Ludwig represented Lawrence Antonucci Jr. and many of the other defendants. He argued that the allegedly stolen client contact information was not a protected trade secret but was developed by Antonucci.

"A family business with a group of incredibly hardworking, loyal, competent people set out to provide the best service to customers," Ludwig said. "Their former employer didn't like it, and sued them."

Brian A. Casal of Buchanan Ingersoll & Rooney law firm represented Ozburn-Hessey Logistics.

Barbara K. Gotthelf of McCarter & English represented J&K Fresh, the West Coast defendants that teamed with 721 Logistics to provide customs brokerage services on the East Coast.

Until the new competitor arrived, Ozburn-Hessey served most of the import companies bringing fruits and vegetables into the Philadelphia port, according to the 28-page court opinion.

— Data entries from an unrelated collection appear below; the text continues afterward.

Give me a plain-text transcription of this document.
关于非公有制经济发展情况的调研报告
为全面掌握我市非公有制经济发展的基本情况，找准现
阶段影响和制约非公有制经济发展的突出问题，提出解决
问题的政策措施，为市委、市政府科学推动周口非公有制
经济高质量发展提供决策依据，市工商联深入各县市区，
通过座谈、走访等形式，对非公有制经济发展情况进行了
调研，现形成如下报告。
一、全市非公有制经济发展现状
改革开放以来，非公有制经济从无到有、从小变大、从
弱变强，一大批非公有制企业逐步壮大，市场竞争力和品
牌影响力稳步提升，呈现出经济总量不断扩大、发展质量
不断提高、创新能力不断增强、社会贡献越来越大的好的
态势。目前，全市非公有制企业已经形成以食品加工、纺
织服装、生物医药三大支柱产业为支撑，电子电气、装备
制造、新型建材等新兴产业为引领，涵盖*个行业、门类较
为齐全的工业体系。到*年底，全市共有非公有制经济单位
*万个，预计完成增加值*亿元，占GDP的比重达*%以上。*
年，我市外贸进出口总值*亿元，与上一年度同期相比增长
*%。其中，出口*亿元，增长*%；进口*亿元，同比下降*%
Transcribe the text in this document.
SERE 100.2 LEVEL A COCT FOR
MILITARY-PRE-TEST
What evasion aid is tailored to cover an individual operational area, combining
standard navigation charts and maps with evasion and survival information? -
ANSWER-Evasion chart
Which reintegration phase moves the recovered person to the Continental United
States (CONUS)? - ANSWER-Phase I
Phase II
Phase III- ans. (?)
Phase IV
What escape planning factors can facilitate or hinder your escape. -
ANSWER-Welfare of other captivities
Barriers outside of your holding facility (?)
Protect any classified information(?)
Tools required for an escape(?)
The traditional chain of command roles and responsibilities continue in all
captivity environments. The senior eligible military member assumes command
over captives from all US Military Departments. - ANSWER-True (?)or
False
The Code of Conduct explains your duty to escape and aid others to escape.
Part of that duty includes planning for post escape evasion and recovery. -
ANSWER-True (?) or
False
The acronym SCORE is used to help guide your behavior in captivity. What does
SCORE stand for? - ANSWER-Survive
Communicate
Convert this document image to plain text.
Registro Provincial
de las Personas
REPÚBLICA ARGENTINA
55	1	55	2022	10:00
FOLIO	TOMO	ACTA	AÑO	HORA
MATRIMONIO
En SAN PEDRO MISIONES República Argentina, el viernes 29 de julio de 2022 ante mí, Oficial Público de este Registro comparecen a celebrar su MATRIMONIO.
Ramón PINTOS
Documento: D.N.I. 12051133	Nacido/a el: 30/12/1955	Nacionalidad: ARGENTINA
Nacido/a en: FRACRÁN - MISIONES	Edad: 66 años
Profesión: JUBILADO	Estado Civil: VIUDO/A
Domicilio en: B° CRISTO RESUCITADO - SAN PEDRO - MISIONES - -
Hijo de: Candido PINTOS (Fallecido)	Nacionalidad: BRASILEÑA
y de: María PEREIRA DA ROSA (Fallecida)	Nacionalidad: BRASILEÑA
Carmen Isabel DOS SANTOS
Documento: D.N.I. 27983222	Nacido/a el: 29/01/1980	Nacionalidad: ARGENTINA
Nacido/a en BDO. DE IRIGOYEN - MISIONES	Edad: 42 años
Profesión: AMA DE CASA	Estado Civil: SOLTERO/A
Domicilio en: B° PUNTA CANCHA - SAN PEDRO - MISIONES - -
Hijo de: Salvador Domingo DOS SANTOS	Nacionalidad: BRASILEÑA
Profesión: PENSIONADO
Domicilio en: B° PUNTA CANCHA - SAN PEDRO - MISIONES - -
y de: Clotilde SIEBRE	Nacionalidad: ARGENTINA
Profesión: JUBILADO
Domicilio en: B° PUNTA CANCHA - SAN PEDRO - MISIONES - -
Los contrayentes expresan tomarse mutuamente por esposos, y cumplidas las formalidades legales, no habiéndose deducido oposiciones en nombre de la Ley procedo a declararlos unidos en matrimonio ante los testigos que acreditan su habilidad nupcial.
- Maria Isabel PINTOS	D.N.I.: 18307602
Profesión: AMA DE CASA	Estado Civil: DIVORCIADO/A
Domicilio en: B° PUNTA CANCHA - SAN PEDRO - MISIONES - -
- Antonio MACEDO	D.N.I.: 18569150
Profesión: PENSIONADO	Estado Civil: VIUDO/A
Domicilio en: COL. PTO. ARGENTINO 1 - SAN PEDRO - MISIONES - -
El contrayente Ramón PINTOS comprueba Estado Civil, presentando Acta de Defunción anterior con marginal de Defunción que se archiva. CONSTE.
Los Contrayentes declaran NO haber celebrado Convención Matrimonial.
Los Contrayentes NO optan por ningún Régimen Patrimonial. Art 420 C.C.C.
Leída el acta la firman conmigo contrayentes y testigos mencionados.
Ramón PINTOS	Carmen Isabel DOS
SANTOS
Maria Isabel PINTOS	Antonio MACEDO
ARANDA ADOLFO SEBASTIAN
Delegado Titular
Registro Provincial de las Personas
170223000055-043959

The judge ruled that the client information was publicly available on the Internet and in trade publications, and was known to the customs brokerage community.

Antonucci left Ozburn-Hessey in 2009. His non-compete and non-solicitation restrictions expired by Dec. 31, 2011. On Jan. 1, 2012, he contacted nine Ozburn-Hessey employees and recruited them for his new firm.

The client contacts were not "property or trade secrets," Restrepo ruled. Antonucci "had no intent to cripple" his former employer "or to induce its employees to commit wrongs. He did not target Ozburn-Hessey's perishables division in order to paralyze it" and "there was no advance conspiracy," the court said.

The start-up took "core members" from the former employer's perishables division "at the height" of the 2012 winter fruit season. "That does not constitute unlawful conduct," Restrepo said.